The main technologies that we apply and develop in our laboratory are bioinformatics, artificial intelligence and high performance computing, and we apply these to data coming from biotech laboratories (i.e. genomics, transcriptomics, proteomics and metabolomics from human samples and iPSC cells) and hospitals or GP practices (i.e. Electronic Health Records and cohorts of volunteer patients). In the case of biotech data, bioinformatics methods allow us to know which are the metabolic processes associated with neurological diseases, such that appropriate pharmaceutical targets and drugs can be developed. In the case of hospital and GP data, artificial intelligence and neural networks allow us to extract from the text notes written by doctors what are the diagnoses, medications, symptoms and medical test results of millions of patients, which in turn can be analysed to evaluate the most efficient treatment per patient (personalised medicine), or whether certain drugs are serendipitously ameliorating psychiatric conditions (drug repurposing). Often, we combine biotech and hospital/GP data to validate laboratory results with real world evidence, such that any target or treatments we propose increases its chances of succeeding in the final stages of clinical trials. In all cases, high performance computing is the software (e.g. concurrent programming, threading or CUDA) and hardware (e.g. our 40 GPUs computational cluster) of choice to perform all these calculations in hours rather than years.
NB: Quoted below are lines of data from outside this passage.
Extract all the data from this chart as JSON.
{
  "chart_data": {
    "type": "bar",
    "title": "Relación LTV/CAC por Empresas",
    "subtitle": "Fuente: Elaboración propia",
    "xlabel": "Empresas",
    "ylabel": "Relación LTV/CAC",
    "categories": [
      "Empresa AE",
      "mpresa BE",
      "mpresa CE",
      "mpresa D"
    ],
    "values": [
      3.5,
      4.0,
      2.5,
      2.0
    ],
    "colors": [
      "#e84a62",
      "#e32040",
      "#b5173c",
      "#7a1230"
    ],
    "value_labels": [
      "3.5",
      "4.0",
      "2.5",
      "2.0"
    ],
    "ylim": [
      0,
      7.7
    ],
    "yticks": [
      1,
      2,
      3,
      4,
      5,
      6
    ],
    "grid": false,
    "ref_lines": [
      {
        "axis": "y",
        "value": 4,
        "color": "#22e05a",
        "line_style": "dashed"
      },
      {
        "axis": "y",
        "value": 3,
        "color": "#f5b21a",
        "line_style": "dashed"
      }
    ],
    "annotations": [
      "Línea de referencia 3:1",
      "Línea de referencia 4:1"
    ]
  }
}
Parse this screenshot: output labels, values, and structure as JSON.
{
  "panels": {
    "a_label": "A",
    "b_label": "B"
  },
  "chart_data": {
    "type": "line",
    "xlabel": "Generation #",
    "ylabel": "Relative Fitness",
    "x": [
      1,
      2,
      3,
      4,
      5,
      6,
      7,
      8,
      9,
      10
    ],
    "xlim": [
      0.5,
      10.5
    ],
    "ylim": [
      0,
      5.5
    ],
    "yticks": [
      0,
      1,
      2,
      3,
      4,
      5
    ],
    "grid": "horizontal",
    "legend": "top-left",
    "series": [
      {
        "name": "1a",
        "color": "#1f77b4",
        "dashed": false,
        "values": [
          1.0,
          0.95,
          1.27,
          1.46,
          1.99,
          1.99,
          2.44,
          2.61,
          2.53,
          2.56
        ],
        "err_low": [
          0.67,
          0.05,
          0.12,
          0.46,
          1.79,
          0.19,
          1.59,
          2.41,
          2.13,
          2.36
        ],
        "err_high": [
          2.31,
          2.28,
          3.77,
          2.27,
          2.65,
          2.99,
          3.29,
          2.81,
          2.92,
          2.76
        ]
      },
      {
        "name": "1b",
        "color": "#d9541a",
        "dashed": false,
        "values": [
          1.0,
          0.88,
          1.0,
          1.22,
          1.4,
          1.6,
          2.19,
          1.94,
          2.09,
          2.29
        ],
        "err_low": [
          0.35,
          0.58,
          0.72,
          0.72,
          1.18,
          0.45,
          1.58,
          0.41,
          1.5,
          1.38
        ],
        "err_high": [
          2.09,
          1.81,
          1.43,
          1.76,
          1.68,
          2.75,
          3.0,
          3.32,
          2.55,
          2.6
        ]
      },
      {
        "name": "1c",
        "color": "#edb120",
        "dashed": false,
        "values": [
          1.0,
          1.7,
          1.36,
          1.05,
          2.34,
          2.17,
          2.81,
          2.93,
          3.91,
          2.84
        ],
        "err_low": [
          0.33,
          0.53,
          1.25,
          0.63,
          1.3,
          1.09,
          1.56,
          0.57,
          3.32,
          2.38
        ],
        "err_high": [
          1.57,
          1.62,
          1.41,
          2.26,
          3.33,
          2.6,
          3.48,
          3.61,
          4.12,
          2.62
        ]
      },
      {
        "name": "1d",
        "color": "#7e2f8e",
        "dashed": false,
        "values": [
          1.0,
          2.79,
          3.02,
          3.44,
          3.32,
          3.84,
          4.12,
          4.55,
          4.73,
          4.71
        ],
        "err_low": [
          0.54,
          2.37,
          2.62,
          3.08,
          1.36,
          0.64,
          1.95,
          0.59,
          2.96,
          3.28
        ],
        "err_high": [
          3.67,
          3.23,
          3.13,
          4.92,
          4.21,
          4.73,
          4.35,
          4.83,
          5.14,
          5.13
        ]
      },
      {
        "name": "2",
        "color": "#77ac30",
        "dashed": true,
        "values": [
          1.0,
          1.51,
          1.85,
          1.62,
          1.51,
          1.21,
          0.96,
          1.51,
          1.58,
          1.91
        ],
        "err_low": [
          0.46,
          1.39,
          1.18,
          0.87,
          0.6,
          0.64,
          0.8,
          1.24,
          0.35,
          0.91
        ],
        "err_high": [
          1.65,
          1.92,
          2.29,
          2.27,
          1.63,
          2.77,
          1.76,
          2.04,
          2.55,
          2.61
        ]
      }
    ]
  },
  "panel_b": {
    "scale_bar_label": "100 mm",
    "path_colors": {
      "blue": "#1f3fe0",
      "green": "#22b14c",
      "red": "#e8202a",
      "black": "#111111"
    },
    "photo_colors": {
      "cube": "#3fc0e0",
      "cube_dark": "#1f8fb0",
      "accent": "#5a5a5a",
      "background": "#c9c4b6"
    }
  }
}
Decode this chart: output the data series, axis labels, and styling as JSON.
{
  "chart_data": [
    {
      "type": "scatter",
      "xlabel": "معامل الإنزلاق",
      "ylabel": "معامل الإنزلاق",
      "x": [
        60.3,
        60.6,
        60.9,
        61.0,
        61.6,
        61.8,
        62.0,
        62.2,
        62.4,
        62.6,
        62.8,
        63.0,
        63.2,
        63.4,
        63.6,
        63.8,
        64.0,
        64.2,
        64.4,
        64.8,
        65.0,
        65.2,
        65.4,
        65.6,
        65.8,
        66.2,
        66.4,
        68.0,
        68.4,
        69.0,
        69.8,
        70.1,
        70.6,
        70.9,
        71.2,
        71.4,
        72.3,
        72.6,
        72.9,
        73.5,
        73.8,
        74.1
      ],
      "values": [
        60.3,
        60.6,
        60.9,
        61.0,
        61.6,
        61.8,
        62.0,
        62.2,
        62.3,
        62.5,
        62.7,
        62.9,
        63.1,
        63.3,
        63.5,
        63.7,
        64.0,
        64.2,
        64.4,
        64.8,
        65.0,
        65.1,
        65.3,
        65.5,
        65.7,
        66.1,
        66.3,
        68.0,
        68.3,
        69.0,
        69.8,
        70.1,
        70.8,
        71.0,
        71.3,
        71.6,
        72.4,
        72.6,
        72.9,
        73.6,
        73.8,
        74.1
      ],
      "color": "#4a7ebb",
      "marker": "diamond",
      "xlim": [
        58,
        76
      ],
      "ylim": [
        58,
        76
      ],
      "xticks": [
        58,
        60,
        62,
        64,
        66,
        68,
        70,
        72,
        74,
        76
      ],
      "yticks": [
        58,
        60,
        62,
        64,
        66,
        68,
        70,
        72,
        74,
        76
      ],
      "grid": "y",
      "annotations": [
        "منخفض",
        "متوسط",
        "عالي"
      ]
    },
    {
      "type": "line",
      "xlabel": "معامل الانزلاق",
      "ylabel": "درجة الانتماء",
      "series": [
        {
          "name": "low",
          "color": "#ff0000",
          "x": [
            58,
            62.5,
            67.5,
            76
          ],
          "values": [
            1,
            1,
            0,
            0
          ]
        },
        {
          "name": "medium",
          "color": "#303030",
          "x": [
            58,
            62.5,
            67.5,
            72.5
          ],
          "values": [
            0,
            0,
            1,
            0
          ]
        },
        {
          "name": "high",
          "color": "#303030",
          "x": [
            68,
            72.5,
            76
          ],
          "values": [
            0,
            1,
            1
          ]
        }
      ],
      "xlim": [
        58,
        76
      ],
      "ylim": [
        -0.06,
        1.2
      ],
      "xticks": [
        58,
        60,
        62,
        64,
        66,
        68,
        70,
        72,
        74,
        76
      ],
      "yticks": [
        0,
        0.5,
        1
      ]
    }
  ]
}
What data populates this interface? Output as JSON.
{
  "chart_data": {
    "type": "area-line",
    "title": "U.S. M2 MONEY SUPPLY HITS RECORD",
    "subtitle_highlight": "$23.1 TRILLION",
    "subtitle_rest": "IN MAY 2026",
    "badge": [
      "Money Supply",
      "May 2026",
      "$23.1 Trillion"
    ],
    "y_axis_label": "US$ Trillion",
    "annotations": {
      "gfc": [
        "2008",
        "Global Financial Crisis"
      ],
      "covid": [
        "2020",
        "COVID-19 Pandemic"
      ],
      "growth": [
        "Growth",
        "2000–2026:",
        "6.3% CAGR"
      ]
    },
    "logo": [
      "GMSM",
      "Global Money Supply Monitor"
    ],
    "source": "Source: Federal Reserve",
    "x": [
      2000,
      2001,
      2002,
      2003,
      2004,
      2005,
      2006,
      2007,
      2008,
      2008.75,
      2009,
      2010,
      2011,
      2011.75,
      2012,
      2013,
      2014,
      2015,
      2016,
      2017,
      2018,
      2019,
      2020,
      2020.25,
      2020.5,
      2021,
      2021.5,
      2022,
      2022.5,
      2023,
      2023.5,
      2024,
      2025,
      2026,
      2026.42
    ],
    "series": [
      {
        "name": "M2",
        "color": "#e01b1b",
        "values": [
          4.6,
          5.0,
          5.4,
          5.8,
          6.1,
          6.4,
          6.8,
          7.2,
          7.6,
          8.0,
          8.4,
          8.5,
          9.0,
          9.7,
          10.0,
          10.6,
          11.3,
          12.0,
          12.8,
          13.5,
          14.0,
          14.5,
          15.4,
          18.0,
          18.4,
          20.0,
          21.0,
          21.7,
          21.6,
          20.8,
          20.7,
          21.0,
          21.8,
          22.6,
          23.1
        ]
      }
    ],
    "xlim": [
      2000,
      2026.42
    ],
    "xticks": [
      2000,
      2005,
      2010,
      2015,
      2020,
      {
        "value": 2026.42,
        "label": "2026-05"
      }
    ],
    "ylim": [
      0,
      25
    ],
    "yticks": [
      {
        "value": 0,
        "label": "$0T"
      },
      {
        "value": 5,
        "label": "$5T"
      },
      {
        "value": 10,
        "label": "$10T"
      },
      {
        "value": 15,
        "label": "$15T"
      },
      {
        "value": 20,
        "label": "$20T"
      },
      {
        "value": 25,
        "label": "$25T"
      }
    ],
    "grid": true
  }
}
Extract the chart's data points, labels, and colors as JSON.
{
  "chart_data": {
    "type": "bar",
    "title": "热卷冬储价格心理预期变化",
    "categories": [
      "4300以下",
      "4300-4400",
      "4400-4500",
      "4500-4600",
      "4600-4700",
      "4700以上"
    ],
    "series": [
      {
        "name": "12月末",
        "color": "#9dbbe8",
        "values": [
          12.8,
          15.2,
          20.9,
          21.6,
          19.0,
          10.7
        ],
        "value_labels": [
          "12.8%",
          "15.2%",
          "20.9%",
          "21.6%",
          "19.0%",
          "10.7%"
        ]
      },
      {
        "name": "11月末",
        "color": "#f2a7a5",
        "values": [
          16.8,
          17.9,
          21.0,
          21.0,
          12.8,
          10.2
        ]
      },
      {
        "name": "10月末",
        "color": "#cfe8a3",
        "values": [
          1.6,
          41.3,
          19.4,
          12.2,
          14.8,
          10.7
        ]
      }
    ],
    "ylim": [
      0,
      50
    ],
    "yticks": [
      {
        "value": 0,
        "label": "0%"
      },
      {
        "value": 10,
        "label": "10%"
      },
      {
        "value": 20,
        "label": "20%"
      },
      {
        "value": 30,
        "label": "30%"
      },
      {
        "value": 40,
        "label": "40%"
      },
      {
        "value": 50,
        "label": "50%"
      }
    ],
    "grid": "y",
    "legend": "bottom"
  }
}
In summary, we believe in the benefits that information technologies can bring (and are bringing) to health care and drug discovery, and we actively work towards implementing these methods in the lab and the clinic, and on developing the very computational methods that make this possible.

Trajectory

I did my PhD in the University of Bristol, Department of Computer Science, under the supervision of Dr Rafal Bogacz and Dr John Terry. During these very interesting years, I used mathematical modelling, signal analysis and machine learning to the study of the basal ganglia and Parkinson’s disease. With these techniques we investigated which anomalies were generating the patterns of neuronal activity recorded by experimental groups, like our collaborator Dr Peter Magill and his team.

After some experimental training in Cambridge, now I am again applying machine learning and bioinformatics to the study of neurodegeneration, but this time to investigate biomarkers and the metabolic network in these diseases. It is known that Alzheimer's and Parkinson's disease have a very long prodromal course, which means that some underlying cause gradually destroys brain tissue, not being the condition diagnosed until 20 years later, when most of the brain is lost and unrecoverable. Therefore, any technique aiming at stopping the advance of these diseases, needs first to be able to detect it in the prodromal stage. Traditional analysis approaches haven't been able to do so yet, although recent technological developments may change this luck.

For instance, a very large amount of medical and biological data has been produced during these decades of research, but this data is scattered across many institutes and hospitals, and its size makes it impossible to be analysed by a person in the classical way. We are aiming at first linking all these data together, and then thoroughly analysing it with machine learning and artificial intelligence approaches, which can make sense of data when it is beyond human interpretation due to size and complexity. We think this approach, which is proving of great success in high tech industry, has the best chances at detecting neurodegeneration in its prodromal stage, and helping us understand how to modify its course and avoid brain damage.